The US Environmental Protection Agency should be prepared to build in an adequate margin of safety when it develops final ethanol mandates for 2014 because forecasts often miss the mark, the American Petroleum Institute said in an Apr. 29 letter to EPA Administrator Gina McCarthy.
“For example, in 2013, gasoline consumption was more than 17 billion gal lower than what was projected in 2007, when Congress passed the Renewable Fuel Standard we use today,” API Downstream Group Director Robert L. Greco said on Apr. 30.
“But the inexactness of projections is not limited to the long term,” he told reporters during a teleconference as API released his letter to McCarthy. “Annual [US Energy Information Administration] gasoline projections since 2007 have missed the mark by an average of 220 million gal/year, and EIA’s 2014 Annual Energy Outlook Retrospective Review found total petroleum consumption was overestimated almost 70% of the time.”
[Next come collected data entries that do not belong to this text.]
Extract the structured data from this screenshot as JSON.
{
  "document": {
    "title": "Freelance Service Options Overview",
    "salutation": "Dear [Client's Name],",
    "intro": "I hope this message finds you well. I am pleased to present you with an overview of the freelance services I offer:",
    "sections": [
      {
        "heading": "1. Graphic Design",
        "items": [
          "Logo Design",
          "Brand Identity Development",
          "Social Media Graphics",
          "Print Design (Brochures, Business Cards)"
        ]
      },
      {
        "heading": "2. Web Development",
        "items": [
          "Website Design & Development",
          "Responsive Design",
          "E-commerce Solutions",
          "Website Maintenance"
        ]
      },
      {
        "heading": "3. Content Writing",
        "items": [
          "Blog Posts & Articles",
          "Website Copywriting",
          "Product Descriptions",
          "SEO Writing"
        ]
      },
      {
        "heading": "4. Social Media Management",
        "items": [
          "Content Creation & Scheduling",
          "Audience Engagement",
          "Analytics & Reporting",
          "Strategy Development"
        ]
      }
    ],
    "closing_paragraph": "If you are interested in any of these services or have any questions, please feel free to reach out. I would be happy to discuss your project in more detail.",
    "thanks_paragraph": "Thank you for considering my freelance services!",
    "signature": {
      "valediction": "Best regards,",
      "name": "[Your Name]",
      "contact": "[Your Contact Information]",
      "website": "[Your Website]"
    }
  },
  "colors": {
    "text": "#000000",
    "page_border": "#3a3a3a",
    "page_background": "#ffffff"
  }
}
Greco wrote the letter in response to reports that McCarthy told the North American Agricultural Journalists on Apr. 7 that she was aware of US Sec. of Agriculture Tom Vilsack’s statement that gasoline demand had increased since the proposed 2014 quotas were developed, and suggested that the final rule’s amounts could be higher as a result.
“EPA shouldn’t try to micromanage ethanol mandates based on slight changes in gasoline demand forecasts,” Greco said during the teleconference. “Instead, the agency must be conservative with ethanol mandates to provide consumers with a buffer against the consequences of the blend wall.”
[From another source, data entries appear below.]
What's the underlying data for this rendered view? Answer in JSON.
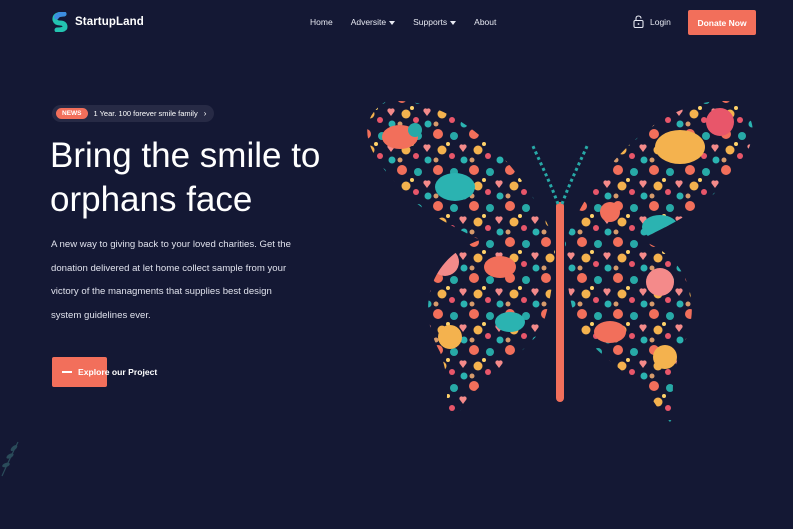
{
  "brand": {
    "name": "StartupLand",
    "logo_icon": "s-logo-icon",
    "accent": "#f26f5b",
    "background": "#141834"
  },
  "nav": {
    "items": [
      {
        "label": "Home",
        "dropdown": false
      },
      {
        "label": "Adversite",
        "dropdown": true
      },
      {
        "label": "Supports",
        "dropdown": true
      },
      {
        "label": "About",
        "dropdown": false
      }
    ],
    "login_label": "Login",
    "login_icon": "lock-icon",
    "donate_label": "Donate Now"
  },
  "hero": {
    "news_tag": "NEWS",
    "news_text": "1 Year. 100 forever smile family",
    "headline_lines": [
      "Bring the smile to",
      "orphans face"
    ],
    "description_lines": [
      "A new way to giving back to your loved charities. Get the",
      "donation delivered at let home collect sample from your",
      "victory of the managments that supplies best design",
      "system guidelines ever."
    ],
    "cta_label": "Explore our Project",
    "illustration": "colorful-butterfly-made-of-birds-hearts-flowers"
  }
}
The agency also needs to make room in the mandate for consumers who want zero ethanol gasoline for boats, recreational vehicles, and yard equipment, he said, adding, “Since sales of E0 represent about 3% of the market, that means the blend wall doesn’t start at a 10% ethanol mandate, [but] at a 9.7% ethanol mandate.”
He said, “That’s why we’ve asked EPA to limit the ethanol mandate to no more than 9.7% of EIA’s October estimates of US motor gasoline supply.”
EPA is required by statute to use EIA’s October estimates of projected gasoline demand for the coming year and issue its ethanol quotas for that period by Nov. 30, he noted. “The 2014 Final Rule is being issued very late and will be applied retroactively once again,” he said, adding, “EPA has said it wants the final rule out in June. To do this, it will have to send the final rule to [the White House’s Office of Management and Budget] in another few days.
He maintained, “So it’s especially important that the agency finalize the rule as soon as possible, and include an adequate margin for safety in order to protect consumers and preserve consumer choice.”